Delta and American Airlines also have plenty of experience transporting vaccines, and have also been preparing for the COVID-19 vaccine distribution.

American Airlines began test flights in mid-November, flying between Miami and South America to test the dry ice packaging and develop a handling process. American has also been actively transporting specimens and test vaccines for vaccine trials. American received its first COVID-19 vaccine shipment recently at O’Hare, where it was loaded onto a Boeing 777 bound for Miami. The vaccine is expected to be delivered to U.S. territories in the Caribbean.

Delta Airlines transported test vaccines successfully over the summer and fall. Furthermore, Delta has a dedicated Vaccine Control Tower monitoring the shipments 24/7. Also, Delta has warehouses and large cooler facilities at airports in Detroit, Atlanta, Los Angeles, Seattle, and New York, and Seattle that can handle vaccine flights.

Travel Restrictions Do Not Affect Vaccine Distribution

While the COVID-19 pandemic has profoundly inhibited air travel, the reduced number of passenger flights would not limit the airline’s ability to quickly transport the vaccine. While passenger flights have been reduced due to the pandemic, cargo-only flights have been going strong.

In fact, United reported that revenue from cargo rose 50% during the third quarter, while passenger revenue plummeted by 84% compared to last year. Since mid-March, United has flown more than 6,500 cargo-only flights. Both passenger and cargo-only flights have together transported more than 400 million pounds of freight, including more than 150 million pounds of “essential” shipments including PPE, medical kits, medical equipment, and pharmaceuticals.


FedEx and UPS at the Ready

Companies like FedEx and UPS will also carry vaccines by air, and by truck. Pfizer also expects to ship some of the COVID-19 vaccines from its facility in Kalamazoo, Michigan. The pharmaceutical giant also maintains a distribution center near the Illinois border in Pleasant Prairie, Wisconsin.

Vaccine shipments will get priority over holiday gifts. At a U.S. Senate Subcommittee on Transportation and Safety, FedEx and UPS executives said they were reserving their transportation capacity for COVID-19 vaccines.

“There will be no shipments with higher priority in our networks than the COVID-19 vaccine shipments,” commented Richard Smith, FedEx Express regional president of the Americas and executive vice president.

In 2009, FedEx transported 80 million H1N1 vaccine doses. The company has more than 90 facilities spanning five continents that can keep items cold in transit. That includes a 20,000-square-foot temperature-controlled storage facility in Memphis, Tennessee. FedEx is also increasing its network of ultra low-temperature freezers.

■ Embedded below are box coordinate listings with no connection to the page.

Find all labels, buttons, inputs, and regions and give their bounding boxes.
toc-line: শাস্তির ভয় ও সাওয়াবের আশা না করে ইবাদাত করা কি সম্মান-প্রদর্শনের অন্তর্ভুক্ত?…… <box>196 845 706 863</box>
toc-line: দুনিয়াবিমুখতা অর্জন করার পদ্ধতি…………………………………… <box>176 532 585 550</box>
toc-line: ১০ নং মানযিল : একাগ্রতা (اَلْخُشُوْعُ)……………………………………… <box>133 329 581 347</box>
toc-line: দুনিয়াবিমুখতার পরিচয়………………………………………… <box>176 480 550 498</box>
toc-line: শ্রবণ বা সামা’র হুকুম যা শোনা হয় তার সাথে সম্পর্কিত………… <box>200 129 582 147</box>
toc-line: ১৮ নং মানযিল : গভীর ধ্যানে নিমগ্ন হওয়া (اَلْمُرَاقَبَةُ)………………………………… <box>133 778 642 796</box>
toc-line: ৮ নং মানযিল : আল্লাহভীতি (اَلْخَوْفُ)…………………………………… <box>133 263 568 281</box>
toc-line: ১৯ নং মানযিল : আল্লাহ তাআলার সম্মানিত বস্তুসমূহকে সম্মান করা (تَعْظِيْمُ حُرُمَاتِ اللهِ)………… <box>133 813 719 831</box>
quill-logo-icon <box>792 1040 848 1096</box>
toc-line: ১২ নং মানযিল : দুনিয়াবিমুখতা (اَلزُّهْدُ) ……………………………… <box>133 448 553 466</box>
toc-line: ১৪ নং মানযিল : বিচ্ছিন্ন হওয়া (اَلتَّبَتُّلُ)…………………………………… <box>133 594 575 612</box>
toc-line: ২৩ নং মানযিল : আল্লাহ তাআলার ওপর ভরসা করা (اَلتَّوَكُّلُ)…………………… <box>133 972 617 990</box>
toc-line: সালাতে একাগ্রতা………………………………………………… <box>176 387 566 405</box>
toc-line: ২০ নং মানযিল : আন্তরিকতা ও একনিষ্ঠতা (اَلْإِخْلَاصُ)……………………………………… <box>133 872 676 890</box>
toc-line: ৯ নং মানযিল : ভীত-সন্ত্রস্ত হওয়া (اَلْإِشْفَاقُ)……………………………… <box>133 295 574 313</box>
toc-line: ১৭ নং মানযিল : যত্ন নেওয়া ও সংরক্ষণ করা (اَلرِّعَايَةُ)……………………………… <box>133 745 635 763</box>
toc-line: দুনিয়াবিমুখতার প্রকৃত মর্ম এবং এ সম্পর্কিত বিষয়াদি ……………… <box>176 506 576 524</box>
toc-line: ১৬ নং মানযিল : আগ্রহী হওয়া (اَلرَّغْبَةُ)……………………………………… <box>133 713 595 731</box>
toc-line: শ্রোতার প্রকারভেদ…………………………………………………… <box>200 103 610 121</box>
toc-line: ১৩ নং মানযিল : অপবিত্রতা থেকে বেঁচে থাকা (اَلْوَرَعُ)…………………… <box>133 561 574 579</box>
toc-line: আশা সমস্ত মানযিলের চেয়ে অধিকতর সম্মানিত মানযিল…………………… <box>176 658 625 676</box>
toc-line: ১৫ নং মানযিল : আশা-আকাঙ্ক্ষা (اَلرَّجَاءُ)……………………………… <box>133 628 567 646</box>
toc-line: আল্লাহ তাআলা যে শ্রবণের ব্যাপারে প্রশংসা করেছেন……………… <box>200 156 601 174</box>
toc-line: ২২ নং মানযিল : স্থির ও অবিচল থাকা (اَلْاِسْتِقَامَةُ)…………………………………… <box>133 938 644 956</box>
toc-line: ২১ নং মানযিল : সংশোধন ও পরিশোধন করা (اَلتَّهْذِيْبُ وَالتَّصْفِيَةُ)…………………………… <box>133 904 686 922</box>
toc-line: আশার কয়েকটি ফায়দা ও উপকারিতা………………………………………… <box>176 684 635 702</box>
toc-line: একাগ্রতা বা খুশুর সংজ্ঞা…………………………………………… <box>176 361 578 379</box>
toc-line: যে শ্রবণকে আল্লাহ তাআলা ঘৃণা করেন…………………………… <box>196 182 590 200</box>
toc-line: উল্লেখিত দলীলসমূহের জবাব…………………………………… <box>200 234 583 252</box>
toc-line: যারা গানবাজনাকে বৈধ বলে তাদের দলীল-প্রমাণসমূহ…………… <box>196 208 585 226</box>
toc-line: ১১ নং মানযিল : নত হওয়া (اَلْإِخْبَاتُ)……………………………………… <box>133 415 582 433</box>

UPS, which provided logistical support for Pfizer’s COVID-19 trial and eight other vaccines currently in trial, has put money into a “freezer farm” that can handle Pfizer’s ultra-low temperature vaccine requirements.

UPS can also produce over 24,000 pounds of dry ice daily at its Louisville, Kentucky, facility. The company plans to ship 40 pounds of dry ice to all locations where the Pfizer vaccine will be administered to keep it cold following delivery.